The Department of Labor's revisions to the FLSA's "white collar" and "highly compensated" overtime exemptions take effect on December 1, 2016. As we have explained in earlier alerts, these changes may require substantial revisions to employers' compensation-related practices. However, employers must also consider the ways in which the new rules will affect their employee benefit plans. For example:

  • If a retirement, health, or life insurance plan provides differing benefits to non-exempt and exempt employees, reclassifying such employees in response to the DOL's new rules may simultaneously impact the plan's ability to pass applicable non-discrimination tests.
  • In order to defray the potentially-increased costs arising from the DOL's new rules, certain employers may consider reducing the employer's share of health-plan premiums and increasing the employees' share. This adjustment may cause the benefits to become "unaffordable" for certain employees, thus triggering higher employer penalties under the Affordable Care Act.
  • Employers who eliminate matching 401(k) plan contributions as a means of defraying the cost associated with the new rules could simultaneously imperil the plan's "safe harbor" status, potentially causing the plan to fail non-discrimination testing.

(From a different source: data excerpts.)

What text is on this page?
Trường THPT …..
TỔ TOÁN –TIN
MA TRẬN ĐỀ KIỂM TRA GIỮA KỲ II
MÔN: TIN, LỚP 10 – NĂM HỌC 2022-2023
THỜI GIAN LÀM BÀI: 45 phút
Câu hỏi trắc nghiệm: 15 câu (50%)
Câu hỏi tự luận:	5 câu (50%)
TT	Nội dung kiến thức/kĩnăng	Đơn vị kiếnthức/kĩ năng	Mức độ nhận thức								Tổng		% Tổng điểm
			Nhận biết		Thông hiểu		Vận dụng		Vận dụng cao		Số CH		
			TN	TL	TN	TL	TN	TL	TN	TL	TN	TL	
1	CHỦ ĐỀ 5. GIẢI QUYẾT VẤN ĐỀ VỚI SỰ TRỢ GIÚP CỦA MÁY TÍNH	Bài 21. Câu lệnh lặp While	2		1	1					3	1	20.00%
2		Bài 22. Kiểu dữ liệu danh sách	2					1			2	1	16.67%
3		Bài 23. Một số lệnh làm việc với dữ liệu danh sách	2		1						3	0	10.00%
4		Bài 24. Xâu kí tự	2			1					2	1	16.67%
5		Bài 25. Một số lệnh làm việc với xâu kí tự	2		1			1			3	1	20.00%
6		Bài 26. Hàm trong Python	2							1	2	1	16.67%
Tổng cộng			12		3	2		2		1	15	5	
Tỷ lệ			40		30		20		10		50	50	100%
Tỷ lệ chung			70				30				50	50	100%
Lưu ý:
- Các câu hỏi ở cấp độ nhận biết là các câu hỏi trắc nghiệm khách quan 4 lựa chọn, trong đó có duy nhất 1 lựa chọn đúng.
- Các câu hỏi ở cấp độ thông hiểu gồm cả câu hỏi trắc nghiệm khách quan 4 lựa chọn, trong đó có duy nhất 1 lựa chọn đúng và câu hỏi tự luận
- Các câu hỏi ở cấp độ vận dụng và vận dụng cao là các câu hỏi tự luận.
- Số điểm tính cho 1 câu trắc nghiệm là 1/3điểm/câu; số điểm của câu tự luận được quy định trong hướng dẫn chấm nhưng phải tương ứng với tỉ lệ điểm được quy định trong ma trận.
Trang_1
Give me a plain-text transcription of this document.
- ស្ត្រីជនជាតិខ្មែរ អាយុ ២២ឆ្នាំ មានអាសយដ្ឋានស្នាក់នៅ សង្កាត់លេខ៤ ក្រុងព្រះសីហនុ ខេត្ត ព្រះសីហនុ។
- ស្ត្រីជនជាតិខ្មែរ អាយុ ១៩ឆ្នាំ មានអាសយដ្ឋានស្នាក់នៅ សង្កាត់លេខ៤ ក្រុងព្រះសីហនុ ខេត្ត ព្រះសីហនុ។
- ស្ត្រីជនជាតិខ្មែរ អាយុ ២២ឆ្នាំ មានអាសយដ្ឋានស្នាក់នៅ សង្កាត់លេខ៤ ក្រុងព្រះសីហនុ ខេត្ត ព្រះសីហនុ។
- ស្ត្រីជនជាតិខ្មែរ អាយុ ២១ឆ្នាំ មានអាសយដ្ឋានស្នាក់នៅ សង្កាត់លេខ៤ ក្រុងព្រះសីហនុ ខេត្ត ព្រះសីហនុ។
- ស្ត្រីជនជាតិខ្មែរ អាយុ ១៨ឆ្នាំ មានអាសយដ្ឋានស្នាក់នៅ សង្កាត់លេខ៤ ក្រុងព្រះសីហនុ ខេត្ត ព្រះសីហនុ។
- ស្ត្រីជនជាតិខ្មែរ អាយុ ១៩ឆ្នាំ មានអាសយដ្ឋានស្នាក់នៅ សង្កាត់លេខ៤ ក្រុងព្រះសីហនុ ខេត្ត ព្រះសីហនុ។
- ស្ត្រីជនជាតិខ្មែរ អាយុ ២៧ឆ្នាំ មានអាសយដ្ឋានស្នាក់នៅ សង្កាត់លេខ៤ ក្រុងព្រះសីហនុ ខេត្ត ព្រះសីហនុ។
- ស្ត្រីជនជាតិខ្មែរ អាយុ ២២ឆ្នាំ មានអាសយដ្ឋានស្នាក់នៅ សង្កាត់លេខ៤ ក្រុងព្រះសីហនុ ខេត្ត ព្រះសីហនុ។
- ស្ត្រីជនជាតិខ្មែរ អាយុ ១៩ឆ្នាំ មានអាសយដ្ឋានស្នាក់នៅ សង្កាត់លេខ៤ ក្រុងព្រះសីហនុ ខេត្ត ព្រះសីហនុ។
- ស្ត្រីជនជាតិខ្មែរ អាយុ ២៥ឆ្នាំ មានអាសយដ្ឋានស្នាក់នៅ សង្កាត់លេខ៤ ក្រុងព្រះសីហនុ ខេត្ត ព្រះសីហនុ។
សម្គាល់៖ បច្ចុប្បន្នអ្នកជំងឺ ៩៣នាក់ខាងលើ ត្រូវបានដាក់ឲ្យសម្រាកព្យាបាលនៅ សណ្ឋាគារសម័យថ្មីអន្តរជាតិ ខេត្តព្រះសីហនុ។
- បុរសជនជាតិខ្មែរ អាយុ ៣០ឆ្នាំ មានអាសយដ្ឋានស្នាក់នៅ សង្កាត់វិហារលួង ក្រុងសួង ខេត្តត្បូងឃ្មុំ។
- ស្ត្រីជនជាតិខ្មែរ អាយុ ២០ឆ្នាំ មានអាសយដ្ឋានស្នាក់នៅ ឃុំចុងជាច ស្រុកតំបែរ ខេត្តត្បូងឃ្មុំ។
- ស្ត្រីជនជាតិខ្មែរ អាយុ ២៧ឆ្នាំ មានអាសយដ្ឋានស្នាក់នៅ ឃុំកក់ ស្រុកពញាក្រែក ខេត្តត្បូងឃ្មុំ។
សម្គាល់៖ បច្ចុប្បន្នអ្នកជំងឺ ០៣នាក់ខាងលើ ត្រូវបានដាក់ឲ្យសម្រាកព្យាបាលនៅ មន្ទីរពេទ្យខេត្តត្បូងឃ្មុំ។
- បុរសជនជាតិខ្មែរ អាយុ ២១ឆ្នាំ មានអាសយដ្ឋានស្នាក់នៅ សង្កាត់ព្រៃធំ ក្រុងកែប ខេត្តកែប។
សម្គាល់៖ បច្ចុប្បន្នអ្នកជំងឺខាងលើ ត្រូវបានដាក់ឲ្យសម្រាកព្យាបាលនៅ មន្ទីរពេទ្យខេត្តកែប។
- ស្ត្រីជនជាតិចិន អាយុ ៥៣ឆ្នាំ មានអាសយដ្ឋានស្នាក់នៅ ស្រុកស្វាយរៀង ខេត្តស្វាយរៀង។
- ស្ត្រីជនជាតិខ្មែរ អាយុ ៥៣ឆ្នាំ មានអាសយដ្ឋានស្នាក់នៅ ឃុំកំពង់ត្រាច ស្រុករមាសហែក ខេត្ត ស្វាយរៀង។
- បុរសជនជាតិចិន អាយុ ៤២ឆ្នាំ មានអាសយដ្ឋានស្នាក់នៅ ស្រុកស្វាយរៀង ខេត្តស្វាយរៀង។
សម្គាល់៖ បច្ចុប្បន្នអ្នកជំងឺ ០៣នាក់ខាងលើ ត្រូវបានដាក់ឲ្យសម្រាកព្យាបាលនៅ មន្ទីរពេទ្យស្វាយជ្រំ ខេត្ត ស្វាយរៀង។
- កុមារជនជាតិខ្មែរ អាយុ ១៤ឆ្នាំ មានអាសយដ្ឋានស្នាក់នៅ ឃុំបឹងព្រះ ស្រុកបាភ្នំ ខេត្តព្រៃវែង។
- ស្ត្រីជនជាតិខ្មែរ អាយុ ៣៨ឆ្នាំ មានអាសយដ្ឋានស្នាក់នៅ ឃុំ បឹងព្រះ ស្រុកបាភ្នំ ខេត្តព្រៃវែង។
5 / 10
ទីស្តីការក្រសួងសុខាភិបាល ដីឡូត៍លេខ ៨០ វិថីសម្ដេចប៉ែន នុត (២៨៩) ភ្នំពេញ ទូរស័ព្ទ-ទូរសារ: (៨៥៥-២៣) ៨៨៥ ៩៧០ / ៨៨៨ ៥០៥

The bottom line: In making adjustments in order to deal with – or minimize the impact of – the new FLSA exemption rules, employers must carefully consider whether such "solutions" would, in fact, introduce new, benefits-related problems. At the very least, benefits-related cost-saving measures like those mentioned above will typically require advance, written plan amendments, as well as updates to other documents that describe employee benefit entitlements.